Avec sa plume, qu’elle tient bien en main sur la photo de l’album, elle affiche d’emblée son identité d’auteure. Avec sa voix, aux échos de Barbara et de Renée Claude, elle ne laisse aucun doute sur ses repères en matière de chanson.

Avec le titre de ce second opus, Variations en femme majeure (Productions Abondance/Distribution APCM), elle souligne (si cela était nécessaire) la dimension foncièrement «adulte» de sa démarche.

Autant dire que Josette Noreau, qui est originaire de Québec mais habite maintenant la région d’Ottawa, n’hésite pas à fixer très haut la barre, quitte à revendiquer une idée de la chanson que certains qualifieraient de révolue.

Et il faut admettre que le très «barbaresque» Choisir d’aimer, le premier titre de l’album, propose un solide argument en faveur de ces textes-fleuves, finement ciselés et parcourus de formules qui nous interpellent (« Choisir d’aimer/C’est laisser passer la foudre/Se déchirer et se recoudre»).

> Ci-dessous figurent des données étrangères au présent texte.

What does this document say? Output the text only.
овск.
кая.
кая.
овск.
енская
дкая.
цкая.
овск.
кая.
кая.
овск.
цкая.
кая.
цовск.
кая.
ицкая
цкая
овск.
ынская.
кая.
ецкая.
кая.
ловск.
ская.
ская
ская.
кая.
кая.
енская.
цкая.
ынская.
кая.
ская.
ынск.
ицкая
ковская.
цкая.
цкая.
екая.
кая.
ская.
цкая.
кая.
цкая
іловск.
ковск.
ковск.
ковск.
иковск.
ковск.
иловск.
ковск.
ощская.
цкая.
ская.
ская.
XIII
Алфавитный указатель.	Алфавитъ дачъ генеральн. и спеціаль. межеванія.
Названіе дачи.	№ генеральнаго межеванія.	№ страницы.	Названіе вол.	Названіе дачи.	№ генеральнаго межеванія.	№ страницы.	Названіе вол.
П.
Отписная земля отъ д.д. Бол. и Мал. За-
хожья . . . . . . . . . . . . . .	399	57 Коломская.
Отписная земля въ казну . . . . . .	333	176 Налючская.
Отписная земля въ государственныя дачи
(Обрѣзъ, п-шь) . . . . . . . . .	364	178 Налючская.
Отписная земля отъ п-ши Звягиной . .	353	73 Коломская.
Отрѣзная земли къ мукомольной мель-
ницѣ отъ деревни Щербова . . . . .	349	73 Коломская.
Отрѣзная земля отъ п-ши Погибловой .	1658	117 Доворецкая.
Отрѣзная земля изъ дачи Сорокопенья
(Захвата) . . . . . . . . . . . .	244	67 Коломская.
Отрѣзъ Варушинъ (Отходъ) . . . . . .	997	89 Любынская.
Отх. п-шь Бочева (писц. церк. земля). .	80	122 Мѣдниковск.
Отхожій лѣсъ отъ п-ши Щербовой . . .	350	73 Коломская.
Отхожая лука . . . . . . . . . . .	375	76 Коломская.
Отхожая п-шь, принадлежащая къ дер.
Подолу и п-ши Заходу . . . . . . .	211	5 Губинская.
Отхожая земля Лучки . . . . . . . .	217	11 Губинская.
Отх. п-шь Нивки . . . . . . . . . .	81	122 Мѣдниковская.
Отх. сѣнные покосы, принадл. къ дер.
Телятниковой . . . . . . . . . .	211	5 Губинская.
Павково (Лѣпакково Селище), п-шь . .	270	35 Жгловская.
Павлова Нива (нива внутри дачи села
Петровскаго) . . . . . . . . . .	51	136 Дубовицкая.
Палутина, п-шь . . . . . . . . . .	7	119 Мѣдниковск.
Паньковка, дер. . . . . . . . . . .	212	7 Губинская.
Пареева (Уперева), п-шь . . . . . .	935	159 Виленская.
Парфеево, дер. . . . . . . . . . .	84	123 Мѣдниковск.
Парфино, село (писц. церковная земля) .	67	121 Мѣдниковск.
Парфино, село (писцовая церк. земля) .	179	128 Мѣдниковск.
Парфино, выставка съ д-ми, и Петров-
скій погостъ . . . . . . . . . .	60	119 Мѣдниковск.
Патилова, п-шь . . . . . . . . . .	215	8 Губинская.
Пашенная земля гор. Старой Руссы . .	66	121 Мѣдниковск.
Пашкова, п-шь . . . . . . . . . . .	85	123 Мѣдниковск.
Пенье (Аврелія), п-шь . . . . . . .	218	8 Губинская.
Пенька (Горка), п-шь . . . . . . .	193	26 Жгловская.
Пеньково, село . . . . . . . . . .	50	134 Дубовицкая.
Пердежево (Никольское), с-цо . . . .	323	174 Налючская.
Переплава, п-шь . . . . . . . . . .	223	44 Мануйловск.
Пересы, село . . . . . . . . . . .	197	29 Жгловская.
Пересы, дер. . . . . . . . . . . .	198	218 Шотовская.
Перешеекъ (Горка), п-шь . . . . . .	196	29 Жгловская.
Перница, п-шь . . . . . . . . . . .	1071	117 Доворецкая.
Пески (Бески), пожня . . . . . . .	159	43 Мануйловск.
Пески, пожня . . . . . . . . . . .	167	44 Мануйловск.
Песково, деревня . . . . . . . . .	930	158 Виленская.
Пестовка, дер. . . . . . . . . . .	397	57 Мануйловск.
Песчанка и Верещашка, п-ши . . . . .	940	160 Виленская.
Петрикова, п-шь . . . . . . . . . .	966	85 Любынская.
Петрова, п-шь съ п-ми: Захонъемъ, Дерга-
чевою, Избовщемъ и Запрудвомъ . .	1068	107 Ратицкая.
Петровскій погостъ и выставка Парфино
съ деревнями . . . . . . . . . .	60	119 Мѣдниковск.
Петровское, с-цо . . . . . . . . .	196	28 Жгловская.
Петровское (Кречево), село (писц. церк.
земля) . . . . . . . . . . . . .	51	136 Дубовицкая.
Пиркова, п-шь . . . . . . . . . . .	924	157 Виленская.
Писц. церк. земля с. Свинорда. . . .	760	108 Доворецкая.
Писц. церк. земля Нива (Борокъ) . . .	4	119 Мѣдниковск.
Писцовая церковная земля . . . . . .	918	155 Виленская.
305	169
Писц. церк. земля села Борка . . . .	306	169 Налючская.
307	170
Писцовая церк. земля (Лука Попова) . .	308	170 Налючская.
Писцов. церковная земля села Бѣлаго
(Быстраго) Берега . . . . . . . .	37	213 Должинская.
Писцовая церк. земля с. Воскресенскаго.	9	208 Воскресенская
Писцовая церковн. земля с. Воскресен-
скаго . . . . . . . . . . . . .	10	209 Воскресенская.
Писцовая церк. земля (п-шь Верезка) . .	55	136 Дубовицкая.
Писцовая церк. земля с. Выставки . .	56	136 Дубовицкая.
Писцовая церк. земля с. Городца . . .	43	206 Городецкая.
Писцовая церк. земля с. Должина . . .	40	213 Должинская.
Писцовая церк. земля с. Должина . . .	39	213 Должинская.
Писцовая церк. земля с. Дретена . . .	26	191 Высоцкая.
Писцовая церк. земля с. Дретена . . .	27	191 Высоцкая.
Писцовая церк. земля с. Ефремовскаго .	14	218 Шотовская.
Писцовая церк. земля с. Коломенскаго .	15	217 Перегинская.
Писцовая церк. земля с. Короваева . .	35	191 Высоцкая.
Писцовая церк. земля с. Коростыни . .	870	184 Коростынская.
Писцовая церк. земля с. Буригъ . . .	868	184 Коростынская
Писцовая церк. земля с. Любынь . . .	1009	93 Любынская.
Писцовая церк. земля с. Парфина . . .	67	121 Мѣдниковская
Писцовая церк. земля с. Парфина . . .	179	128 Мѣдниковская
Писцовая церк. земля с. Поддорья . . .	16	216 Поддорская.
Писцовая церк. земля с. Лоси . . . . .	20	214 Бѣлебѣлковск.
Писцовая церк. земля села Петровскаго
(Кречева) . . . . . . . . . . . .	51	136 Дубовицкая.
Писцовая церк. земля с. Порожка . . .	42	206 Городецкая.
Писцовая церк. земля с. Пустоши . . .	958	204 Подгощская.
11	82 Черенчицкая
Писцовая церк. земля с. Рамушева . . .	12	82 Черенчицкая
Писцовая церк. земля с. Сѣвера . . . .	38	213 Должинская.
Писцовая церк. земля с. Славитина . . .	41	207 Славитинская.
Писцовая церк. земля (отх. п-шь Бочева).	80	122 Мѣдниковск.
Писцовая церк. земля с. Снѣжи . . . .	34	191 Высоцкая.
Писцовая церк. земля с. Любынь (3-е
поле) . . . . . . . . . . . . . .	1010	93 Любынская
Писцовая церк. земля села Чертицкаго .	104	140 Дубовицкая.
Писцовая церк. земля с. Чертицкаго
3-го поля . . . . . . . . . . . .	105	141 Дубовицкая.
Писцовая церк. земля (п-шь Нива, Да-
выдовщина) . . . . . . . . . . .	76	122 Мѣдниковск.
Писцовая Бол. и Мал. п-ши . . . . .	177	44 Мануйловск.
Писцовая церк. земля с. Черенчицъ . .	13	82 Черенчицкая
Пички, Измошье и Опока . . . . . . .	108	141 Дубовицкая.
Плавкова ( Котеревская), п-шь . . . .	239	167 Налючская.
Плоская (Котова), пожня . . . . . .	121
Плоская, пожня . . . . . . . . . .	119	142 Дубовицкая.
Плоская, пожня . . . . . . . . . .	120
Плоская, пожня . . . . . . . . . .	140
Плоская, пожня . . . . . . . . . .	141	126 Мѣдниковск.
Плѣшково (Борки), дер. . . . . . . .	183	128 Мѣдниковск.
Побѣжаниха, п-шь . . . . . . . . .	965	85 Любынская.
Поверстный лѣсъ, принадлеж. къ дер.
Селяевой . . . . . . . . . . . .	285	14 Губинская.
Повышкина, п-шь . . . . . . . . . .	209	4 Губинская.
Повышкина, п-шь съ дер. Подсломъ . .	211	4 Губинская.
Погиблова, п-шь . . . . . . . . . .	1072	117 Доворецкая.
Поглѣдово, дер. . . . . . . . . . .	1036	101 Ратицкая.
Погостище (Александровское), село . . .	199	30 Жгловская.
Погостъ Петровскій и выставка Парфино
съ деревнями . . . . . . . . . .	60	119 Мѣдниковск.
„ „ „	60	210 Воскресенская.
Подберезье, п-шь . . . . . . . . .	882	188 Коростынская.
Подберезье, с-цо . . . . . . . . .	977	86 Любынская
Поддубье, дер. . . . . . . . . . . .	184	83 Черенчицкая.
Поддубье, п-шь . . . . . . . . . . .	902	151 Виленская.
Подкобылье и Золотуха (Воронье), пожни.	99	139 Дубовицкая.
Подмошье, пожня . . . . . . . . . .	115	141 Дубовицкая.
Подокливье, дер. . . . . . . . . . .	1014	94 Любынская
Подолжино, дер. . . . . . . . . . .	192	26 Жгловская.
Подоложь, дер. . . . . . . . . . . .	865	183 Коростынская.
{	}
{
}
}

Fruit du travail d’un groupe d’écriture qu’elle a fondé en 2000, l’œuvre de Noreau reflète une sensibilité d’orfèvre trop souvent absente de la chanson contemporaine, mais comme c’est souvent le cas d’artistes qui remettent cent fois sur le métier leur copie, il y a parfois quelque chose de forcé dans cette plume, et des titres comme Mes couleurs ou Les mots nous font l’effet d’exercices de style en proie à un excès de zèle.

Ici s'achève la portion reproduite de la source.